Bütüncül bakış açısında geleneksel ve çağdaş sınıf yönetim sistemleri bir arada kullanılır. Multidisipliner sınıf yönetimi yaklaşımları eğitimci tarafından sınıfın düzeyine, mevcuduna ve öğrencilerin durumlarına göre belirlenebilir. Teorik ve pratiğin bir arada uygulandığı etkili sınıf yönetimiyle müfredatın tamamlanması sağlanırken bilgi akışı doğru şekilde gerçekleştirilmiş olur.

İyi Yönetilen Bir Sınıfta Görülen Özellikler

İyi Yönetilen Bir Sınıfta Görülen Özellikler

Öğretmen tarafından iyi yönetilmekte olan sınıflarda görülen ortak özellikler vardır. Bu tip sınıflarda öğretmenin yönlendirmesine katılım yüksek düzeydedir. Öğrenciler kendisinden beklenenleri çok iyi bilir. Başarıya odaklanmışlardır ve genellikle not ortalamaları yüksektir. Sınıf içinde kaotik ortam oluşmaz. Boş zamanın getirdiği karmaşa gözlenmez. İyi yönetilen sınıflar her zaman düzenlidir. Sınıfın genel iklimi iyidir, öğrenci ve öğretmen arasında sevgi ve saygı zeminli karşılıklı iletişim hüküm sürer. Ders zamanları bittiğinde sınıftan çıkan öğrenciler mutlu ve huzurludur. Ders harici zamanlarda bile öğretmenlerini görmekten memnuniyet duyarlar (3).

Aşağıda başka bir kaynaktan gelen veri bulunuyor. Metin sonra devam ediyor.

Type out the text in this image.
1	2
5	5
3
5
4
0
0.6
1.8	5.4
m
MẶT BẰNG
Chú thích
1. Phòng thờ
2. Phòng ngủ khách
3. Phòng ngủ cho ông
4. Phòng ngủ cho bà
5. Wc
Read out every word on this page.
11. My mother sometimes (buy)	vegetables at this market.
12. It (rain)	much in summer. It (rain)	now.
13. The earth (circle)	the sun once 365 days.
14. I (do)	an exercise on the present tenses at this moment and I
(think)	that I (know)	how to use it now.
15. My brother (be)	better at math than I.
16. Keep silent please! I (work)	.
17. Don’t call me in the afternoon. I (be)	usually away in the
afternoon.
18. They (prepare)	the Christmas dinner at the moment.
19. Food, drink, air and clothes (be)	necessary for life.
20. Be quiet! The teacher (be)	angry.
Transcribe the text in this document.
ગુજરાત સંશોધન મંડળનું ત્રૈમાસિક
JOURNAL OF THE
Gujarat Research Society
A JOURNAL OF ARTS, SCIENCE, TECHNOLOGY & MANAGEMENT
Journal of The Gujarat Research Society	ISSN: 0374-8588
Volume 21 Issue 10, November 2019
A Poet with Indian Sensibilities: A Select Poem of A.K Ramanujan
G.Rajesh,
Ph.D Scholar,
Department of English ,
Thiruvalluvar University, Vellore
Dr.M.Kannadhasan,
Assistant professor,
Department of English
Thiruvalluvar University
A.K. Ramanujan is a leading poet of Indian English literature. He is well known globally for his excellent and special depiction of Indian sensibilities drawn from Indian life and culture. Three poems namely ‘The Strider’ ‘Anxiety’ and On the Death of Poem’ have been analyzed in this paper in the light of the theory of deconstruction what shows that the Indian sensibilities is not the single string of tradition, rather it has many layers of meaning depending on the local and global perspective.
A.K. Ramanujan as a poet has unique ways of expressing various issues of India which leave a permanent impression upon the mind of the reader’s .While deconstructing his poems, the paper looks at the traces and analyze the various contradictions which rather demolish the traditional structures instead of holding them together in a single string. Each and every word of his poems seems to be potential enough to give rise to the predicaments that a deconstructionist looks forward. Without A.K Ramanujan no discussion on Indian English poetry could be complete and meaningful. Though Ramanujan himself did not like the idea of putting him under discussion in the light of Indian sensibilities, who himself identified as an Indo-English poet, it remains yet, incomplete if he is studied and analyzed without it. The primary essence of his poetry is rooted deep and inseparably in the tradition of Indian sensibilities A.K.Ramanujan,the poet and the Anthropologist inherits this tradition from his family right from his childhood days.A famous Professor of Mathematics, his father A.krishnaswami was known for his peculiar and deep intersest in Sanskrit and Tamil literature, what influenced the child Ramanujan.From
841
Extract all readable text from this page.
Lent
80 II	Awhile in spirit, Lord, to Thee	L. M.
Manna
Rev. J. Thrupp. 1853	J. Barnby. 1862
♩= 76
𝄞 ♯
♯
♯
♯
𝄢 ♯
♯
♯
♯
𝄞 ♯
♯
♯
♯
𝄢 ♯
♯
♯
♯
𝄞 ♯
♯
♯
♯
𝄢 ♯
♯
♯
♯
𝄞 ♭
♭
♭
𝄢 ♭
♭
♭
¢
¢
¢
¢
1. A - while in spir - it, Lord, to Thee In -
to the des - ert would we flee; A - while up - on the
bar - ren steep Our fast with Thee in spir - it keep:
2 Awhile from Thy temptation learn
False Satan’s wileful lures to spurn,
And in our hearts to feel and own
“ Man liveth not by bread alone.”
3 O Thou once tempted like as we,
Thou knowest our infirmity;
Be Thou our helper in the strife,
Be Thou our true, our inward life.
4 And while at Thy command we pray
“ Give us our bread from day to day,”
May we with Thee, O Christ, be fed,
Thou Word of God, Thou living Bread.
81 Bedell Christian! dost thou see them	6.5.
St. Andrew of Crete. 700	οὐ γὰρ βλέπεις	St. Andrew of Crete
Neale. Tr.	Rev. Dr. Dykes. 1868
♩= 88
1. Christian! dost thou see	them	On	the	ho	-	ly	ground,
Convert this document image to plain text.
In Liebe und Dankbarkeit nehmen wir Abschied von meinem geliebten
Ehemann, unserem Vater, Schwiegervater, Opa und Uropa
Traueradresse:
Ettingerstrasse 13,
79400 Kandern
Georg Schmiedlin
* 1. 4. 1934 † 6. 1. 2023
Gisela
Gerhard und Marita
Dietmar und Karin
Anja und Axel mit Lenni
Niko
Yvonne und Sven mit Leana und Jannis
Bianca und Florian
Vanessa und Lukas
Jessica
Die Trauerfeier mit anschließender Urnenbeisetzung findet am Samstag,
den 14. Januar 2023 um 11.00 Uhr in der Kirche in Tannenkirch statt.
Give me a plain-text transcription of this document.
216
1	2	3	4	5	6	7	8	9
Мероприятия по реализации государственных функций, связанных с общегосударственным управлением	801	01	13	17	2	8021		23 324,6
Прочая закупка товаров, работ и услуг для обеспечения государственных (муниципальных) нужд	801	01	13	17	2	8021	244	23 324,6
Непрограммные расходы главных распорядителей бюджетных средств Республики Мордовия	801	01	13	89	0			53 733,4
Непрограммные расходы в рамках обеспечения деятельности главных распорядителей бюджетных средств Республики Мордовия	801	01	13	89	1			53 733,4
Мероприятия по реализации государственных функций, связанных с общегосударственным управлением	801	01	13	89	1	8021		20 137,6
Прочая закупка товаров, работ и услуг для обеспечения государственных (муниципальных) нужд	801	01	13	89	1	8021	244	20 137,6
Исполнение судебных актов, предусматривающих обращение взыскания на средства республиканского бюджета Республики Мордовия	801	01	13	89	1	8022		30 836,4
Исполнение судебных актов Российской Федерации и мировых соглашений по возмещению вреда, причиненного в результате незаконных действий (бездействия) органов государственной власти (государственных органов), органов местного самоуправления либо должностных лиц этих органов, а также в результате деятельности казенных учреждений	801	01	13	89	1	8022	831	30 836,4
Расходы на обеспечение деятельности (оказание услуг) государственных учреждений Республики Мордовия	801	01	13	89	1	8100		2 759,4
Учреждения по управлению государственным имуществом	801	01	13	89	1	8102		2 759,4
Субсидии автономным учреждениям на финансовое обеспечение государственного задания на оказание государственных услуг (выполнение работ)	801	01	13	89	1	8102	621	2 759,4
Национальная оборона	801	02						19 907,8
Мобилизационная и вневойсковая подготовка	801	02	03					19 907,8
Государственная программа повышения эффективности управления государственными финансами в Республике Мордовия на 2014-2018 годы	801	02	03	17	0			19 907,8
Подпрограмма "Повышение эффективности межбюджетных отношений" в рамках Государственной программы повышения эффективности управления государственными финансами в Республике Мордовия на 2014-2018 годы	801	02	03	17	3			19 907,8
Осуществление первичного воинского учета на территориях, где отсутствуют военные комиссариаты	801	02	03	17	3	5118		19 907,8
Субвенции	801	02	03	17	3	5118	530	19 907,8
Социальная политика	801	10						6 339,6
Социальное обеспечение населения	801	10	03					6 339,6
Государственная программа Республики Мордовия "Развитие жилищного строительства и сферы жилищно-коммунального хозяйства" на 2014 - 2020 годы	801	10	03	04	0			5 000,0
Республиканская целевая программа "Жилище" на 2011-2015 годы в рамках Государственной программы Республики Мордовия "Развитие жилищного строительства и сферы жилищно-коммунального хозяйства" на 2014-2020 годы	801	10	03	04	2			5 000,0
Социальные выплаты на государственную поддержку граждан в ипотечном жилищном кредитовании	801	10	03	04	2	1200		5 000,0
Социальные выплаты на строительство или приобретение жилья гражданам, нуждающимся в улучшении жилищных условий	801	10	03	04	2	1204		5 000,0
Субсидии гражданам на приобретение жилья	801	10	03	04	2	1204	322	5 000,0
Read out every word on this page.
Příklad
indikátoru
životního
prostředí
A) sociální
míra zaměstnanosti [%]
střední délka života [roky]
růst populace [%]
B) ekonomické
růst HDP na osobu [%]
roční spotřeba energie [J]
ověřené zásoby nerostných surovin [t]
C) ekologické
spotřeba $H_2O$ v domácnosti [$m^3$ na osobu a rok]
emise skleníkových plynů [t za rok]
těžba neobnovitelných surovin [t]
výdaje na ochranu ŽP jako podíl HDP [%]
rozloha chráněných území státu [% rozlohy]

Etkili Sınıf Yönetiminde Yapılması Gerekenler

Etkili bir sınıf yönetimi için öncelikle eğitimcinin sınıfın düzeyine uygun şekilde bir yönetim sistematiği belirlemesi önem taşır. Sınıfın düzeyi ve öğrencilerin yaş aralığı yönetimin şeklini belirleyen ilk unsurdur. Sınıf düzeyi için belirlenecek bir genel yönetim planı oluşturmak ve buna göre gelişimsel uygulamalar yapmak önemlidir.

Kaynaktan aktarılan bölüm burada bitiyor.